A moralidade também deve encontrar uma boa aliança na filosofia, na boa filosofia. A
filosofia foi a causa da Revolução e a sua má interpretação foi a fonte de todas as loucuras, erros
e crueldades que ocorreram no seu curso: "Vimos os sectários da filosofia abandonarem toda a
teoria da liberdade aos fabricantes de frases, e permanecer com os instrumentos claros e precisos
do despotismo mais absoluto e sanguinário que a história nos deu como exemplo”. Mas “como a
teoria filosófica da Revolução Francesa é em si indiscutível, não há outro remédio para os seus
terríveis abusos do que lançar torrentes de luz sobre os princípios e a sua aplicação”. “Foram os
filósofos que fizeram a revolução e são eles que porão fim a ela”70.

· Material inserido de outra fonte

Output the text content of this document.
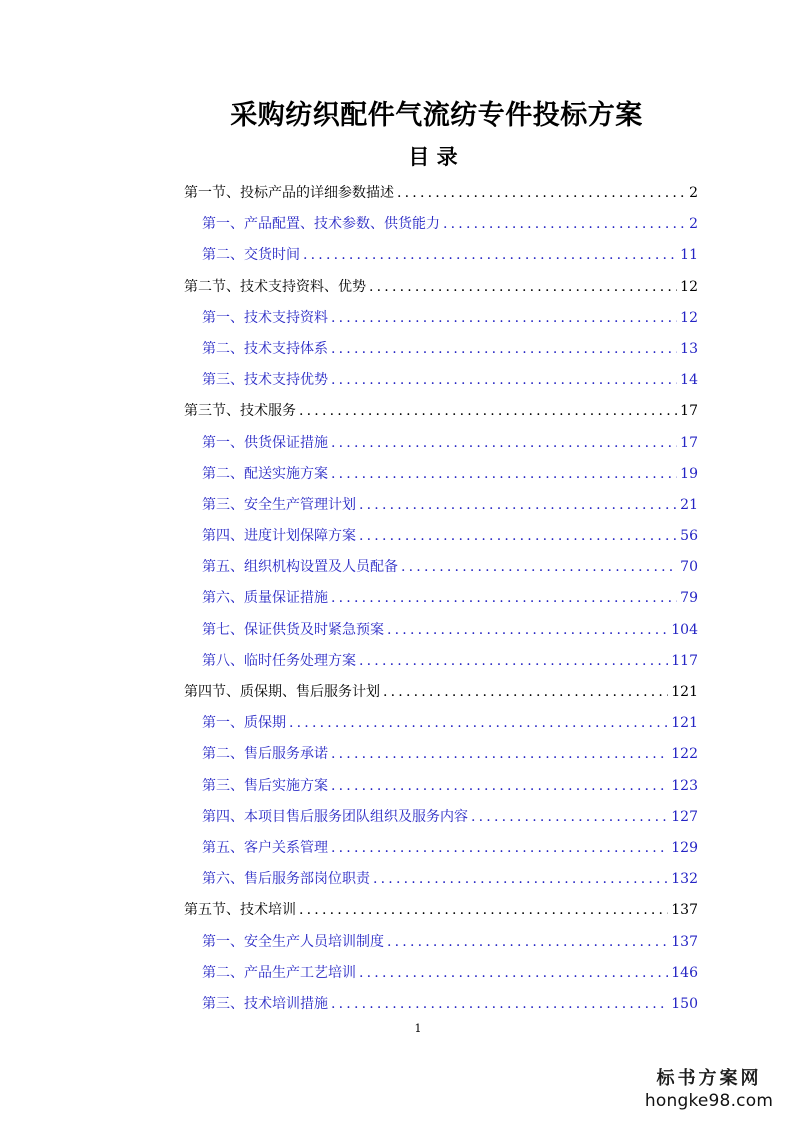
采购纺织配件气流纺专件投标方案
目 录
第一节、投标产品的详细参数描述 .....	2
第一、产品配置、技术参数、供货能力 .....	2
第二、交货时间 .....	11
第二节、技术支持资料、优势 .....	12
第一、技术支持资料 .....	12
第二、技术支持体系 .....	13
第三、技术支持优势 .....	14
第三节、技术服务 .....	17
第一、供货保证措施 .....	17
第二、配送实施方案 .....	19
第三、安全生产管理计划 .....	21
第四、进度计划保障方案 .....	56
第五、组织机构设置及人员配备 .....	70
第六、质量保证措施 .....	79
第七、保证供货及时紧急预案 .....	104
第八、临时任务处理方案 .....	117
第四节、质保期、售后服务计划 .....	121
第一、质保期 .....	121
第二、售后服务承诺 .....	122
第三、售后实施方案 .....	123
第四、本项目售后服务团队组织及服务内容 .....	127
第五、客户关系管理 .....	129
第六、售后服务部岗位职责 .....	132
第五节、技术培训 .....	137
第一、安全生产人员培训制度 .....	137
第二、产品生产工艺培训 .....	146
第三、技术培训措施 .....	150
1
标书方案网
hongke98.com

Estas reflexões sobre as paixões, a moral, a religião e a filosofia tornam difícil classificar as
circunstâncias atuais e o seu autor como republicanos.
ou liberais, como se esta dissociação fosse possível. Madame de Staël escreve para defender os
modernos proprietários, iguais perante a lei e cidadãos num sistema representativo, mas a
herança esclarecida ainda está muito presente, uma herança baseada na virtude e, acima de
tudo, na razão. A sua obra termina com uma “Conclusão” intitulada precisamente “De la puissance
de la raison”, que começa por dizer: “Lorsque le degré de lumières dont on est susceptível rende
tout à fait étranger à l'esprit de parti, l'on ne "peut concevoir comment la raison, c'est-à-dire les
idées justes sur toute escolheu ne frappent pas les hommes réunis"71. Era-lhe inconcebível que,
uma vez atingido um determinado nível de educação, a sociedade não se rendesse às evidências
da razão. A experiência revolucionária não desiludiu completamente o seu espírito de luta na
busca da verdade.

Data de Envio/Data de Envio: 10/03/2015


Data de Aceitação / Data de Aceitação: 14/04/2015

69 Lucia Omacini, "Introdução" a Les circonstances actuelles , op. cit. pp. XLV e XLVI.

70 Circunstâncias, pág. 215 e 216. Sobre a questão da linguagem revolucionária e suas consequências, ver. Gérard Gengembre e Jean
Goldzink, "Terreur dans la langue. La question de la langue révolutionnaire d'Edme Petit á Madame de Staël", em Mots , 21, 1989, pp. 20-31.

71 As circunstâncias actuais..., op. cit., pág. 304.